The Slow Crawl Towards Bitcoin Institutional Investment – ValueWalk Premium
Bitcoin Institutional Investment

The Slow Crawl Towards Bitcoin Institutional Investment

Article by RCM Alternatives

It seems like only yesterday that everyone was calling bitcoin a sham. Well, if you’re following Nouriel Roubini or Ben Hunt on Twitter – it probably was yesterday. But there’s still many a believer, with many of those believing the adherence of Bitcoin and other cryptos by institutional investors will be the catalyst to take Bitcoin prices into numbers not yet seen on the market. It all started with the launch of Bitcoin Futures by the CME and CBOE, which was seen by many as giving it some of the structure needed so that it can’t be ignored. Those contracts haven’t gotten all that big yet, but that’s not stopping more and more players from dipping a tow or two in the space. Here’s a short list of recent moves by banks and exchanges as a way to get product exposure within the regulatory framework.

Q1 hedge fund letters, conference, scoops etc, Also read Lear Capital: Financial Products You Should Avoid?

  1. Goldman Sachs will now use its own money to trade bitcoin futures on behalf of clients because they were getting pressured by clients
  2. The Intercontinental Exchange is looking into offer 1-day Bitcoin Swaps
  3. After launching their own Bitcoin Futures contract, the CME has launched an index for Ethereum, the second largest cryptocurrency. This is often seen as the beginnings of launching a futures contract, even if the CME denies that’s what the index is for

Bitcoin Trading

There are new products on the way, but what about the existing products? There’s plenty of talk about Bitcoin Futures falling 35% from their March highs, but there haven’t been any horror stories so far in and around the index being used by either exchange. Indeed, the CME reported that more Bitcoin Futures contracts rolled from the May contract into the June contract than any contract roll before it, with 473 contracts rolling over. Here’s the CME:

Based on Thursday night’s (May 24th) open interest, customers carried 473 May contracts (BTCK8) into today’s trading session, the highest amount since launch, suggesting that the market has a higher level of comfort with the BRR/BTC settlement process. Before trading concluded for the expiring contract (11:00 am NYT), 971 May contracts traded, slightly higher than what was observed during the April expiration. Roll activity was strong this month and we saw 3,702 spread trades, the highest observed leading to expiration. Average daily OI in May rose to 2,502 contracts, a 24% increase over April.

Bitcoin Institutional Investment
(Disclaimer: Past performance is not necessarily indicative of future reults)

This is all good news for the fledgling contract and we’re starting to see more and more anecdotal evidence to go along with these stats that the contract is getting some looks. One group, in particular, we’ve been watching is Systematic Alpha, who has launched a new program by porting their existing short term, momentum-based systematic trading models over onto Bitcoin futures. It’s up 17% in the first three months of trading, which might pale in comparison to some of the quadruple-digit gains seen by the bevy of new cryptocurrency funds now listed in hedge fund databases (there’s 20+ now in the BarclayHedge managed futures export, for example). But there are significant differences, in our opinion, between straight-up Crypto Funds which invest in actual cryptocurrencies, participating in ICOs and the like; and a systematic trader buying and selling Bitcoin futures on the exchanges.

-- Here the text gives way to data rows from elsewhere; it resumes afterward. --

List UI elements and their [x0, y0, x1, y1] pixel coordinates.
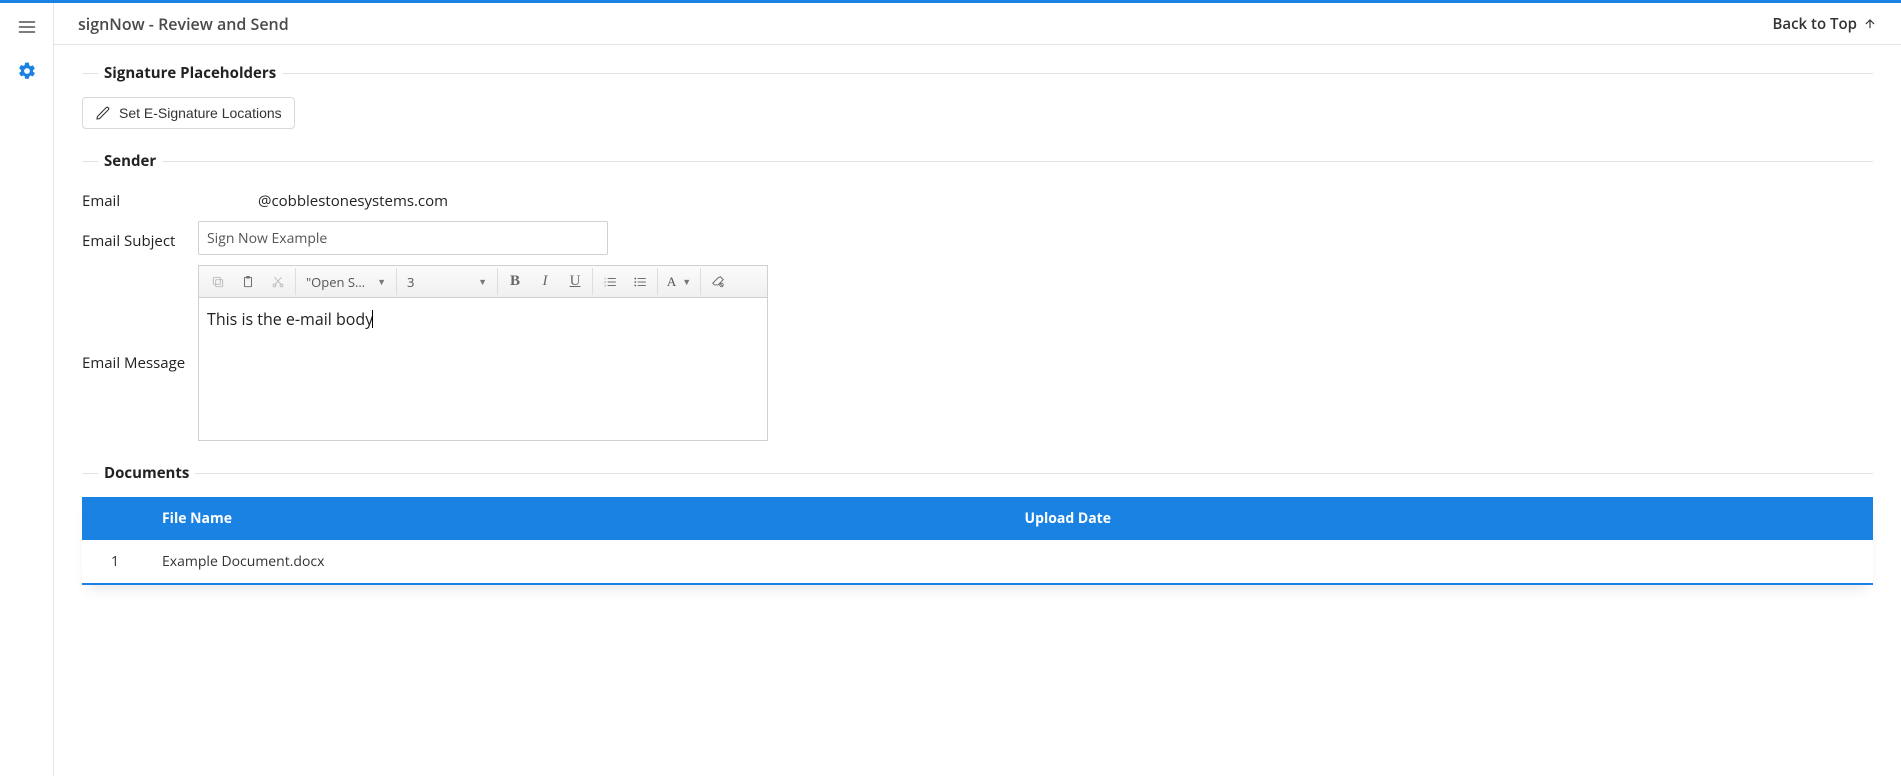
- cell-file-name: Example Document.docx: [148, 540, 1011, 583]
- label-email: Email: [82, 185, 198, 211]
- font-family-label: "Open Sa…: [306, 273, 371, 291]
- page-title: signNow - Review and Send: [78, 13, 1773, 35]
- hamburger-menu-icon[interactable]: [17, 17, 37, 37]
- row-subject: Email Subject: [82, 221, 1873, 255]
- gear-icon[interactable]: [17, 61, 37, 81]
- label-message: Email Message: [82, 265, 198, 373]
- cut-button[interactable]: [263, 268, 293, 295]
- set-esignature-locations-label: Set E-Signature Locations: [119, 105, 282, 121]
- ordered-list-icon: 123: [603, 275, 617, 289]
- col-file-name[interactable]: File Name: [148, 497, 1011, 540]
- unordered-list-button[interactable]: [625, 268, 655, 295]
- table-row[interactable]: 1 Example Document.docx: [82, 540, 1873, 583]
- font-color-select[interactable]: A▼: [660, 268, 698, 295]
- italic-button[interactable]: I: [530, 268, 560, 295]
- unordered-list-icon: [633, 275, 647, 289]
- table-body: 1 Example Document.docx: [82, 540, 1873, 583]
- font-size-select[interactable]: 3 ▼: [399, 268, 495, 295]
- section-signature-placeholders: Signature Placeholders Set E-Signature L…: [82, 63, 1873, 129]
- bold-button[interactable]: B: [500, 268, 530, 295]
- section-sender: Sender Email @cobblestonesystems.com Ema…: [82, 151, 1873, 441]
- back-to-top-label: Back to Top: [1773, 14, 1857, 34]
- legend-sender: Sender: [98, 151, 162, 171]
- row-email: Email @cobblestonesystems.com: [82, 185, 1873, 211]
- copy-icon: [211, 275, 225, 289]
- col-index: [82, 497, 148, 540]
- pencil-icon: [95, 105, 111, 121]
- underline-button[interactable]: U: [560, 268, 590, 295]
- main: signNow - Review and Send Back to Top Si…: [54, 3, 1901, 776]
- scissors-icon: [271, 275, 285, 289]
- chevron-down-icon: ▼: [478, 275, 487, 288]
- content: Signature Placeholders Set E-Signature L…: [54, 45, 1901, 776]
- copy-button[interactable]: [203, 268, 233, 295]
- text-cursor: [372, 310, 373, 328]
- svg-text:3: 3: [604, 283, 606, 287]
- topbar: signNow - Review and Send Back to Top: [54, 3, 1901, 45]
- arrow-up-icon: [1863, 17, 1877, 31]
- label-subject: Email Subject: [82, 225, 198, 251]
- font-size-label: 3: [407, 273, 472, 291]
- email-subject-input[interactable]: [198, 221, 608, 255]
- editor-toolbar: "Open Sa… ▼ 3 ▼ B: [199, 266, 767, 298]
- legend-documents: Documents: [98, 463, 195, 483]
- legend-row: Signature Placeholders: [82, 63, 1873, 83]
- table-header: File Name Upload Date: [82, 497, 1873, 540]
- font-family-select[interactable]: "Open Sa… ▼: [298, 268, 394, 295]
- section-documents: Documents File Name Upload Date 1 Exampl…: [82, 463, 1873, 585]
- back-to-top-link[interactable]: Back to Top: [1773, 14, 1877, 34]
- eraser-icon: [711, 275, 725, 289]
- legend-row: Sender: [82, 151, 1873, 171]
- documents-table: File Name Upload Date 1 Example Document…: [82, 497, 1873, 585]
- email-body-textarea[interactable]: This is the e-mail body: [199, 298, 767, 440]
- legend-signature-placeholders: Signature Placeholders: [98, 63, 282, 83]
- set-esignature-locations-button[interactable]: Set E-Signature Locations: [82, 97, 295, 129]
- row-message: Email Message: [82, 265, 1873, 441]
- left-rail: [0, 3, 54, 776]
- clear-formatting-button[interactable]: [703, 268, 733, 295]
- chevron-down-icon: ▼: [682, 275, 691, 288]
- legend-row: Documents: [82, 463, 1873, 483]
- cell-index: 1: [82, 540, 148, 583]
- ordered-list-button[interactable]: 123: [595, 268, 625, 295]
- rich-text-editor: "Open Sa… ▼ 3 ▼ B: [198, 265, 768, 441]
- clipboard-icon: [241, 275, 255, 289]
- chevron-down-icon: ▼: [377, 275, 386, 288]
- cell-upload-date: [1011, 550, 1874, 574]
- value-email: @cobblestonesystems.com: [198, 185, 448, 211]
- paste-button[interactable]: [233, 268, 263, 295]
- email-body-text: This is the e-mail body: [207, 308, 373, 330]
- col-upload-date[interactable]: Upload Date: [1011, 497, 1874, 540]
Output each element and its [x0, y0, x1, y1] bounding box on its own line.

In short, we’re much more comfortable with the 2nd one, for some (if not all) of the following reasons:

They are exchange traded and not at risk of being hacked or stolen.

Bitcoin Futures can be sold before they are bought (aka shorted) which allows investors to profit (or lose) just as easily whether Bitcoin is going up or down.

They are more tax efficient for short term speculators as Bitcoin futures contracts are taxed at the 60/40 rate which means 60% long term capital gains tax and 40% short term capital gains tax.

But that’s just the structural framework. The reason short-term systematic fund managers like Systematic Alpha (started in 2004, Princeton Ph.D. portfolio manager) are looking at the market is as much for its market profile (movement, volatility, etc) as the structure. Short-Term algorithmic momentum strategies may view Bitcoin as the long-lost market they’ve been searching for all this time, with tons of directional volatility on which to ply their wares. They don’t mind the high volatility and seemingly weekly moves of +/- 10%. And what’s more, they don’t care if Bitcoin goes to zero, or goes to $25,000. They are simply responding to market price action and participating in the short-term trend, whether that be higher or lower. That sort of trading is difficult to replicate in the physical crypto markets as investors 1.) cannot easily sell short and 2.) the transaction cost makes it prohibitive for investors to trade in and out of Bitcoin.

In short, they don’t care which way it’s going, as long as it moving.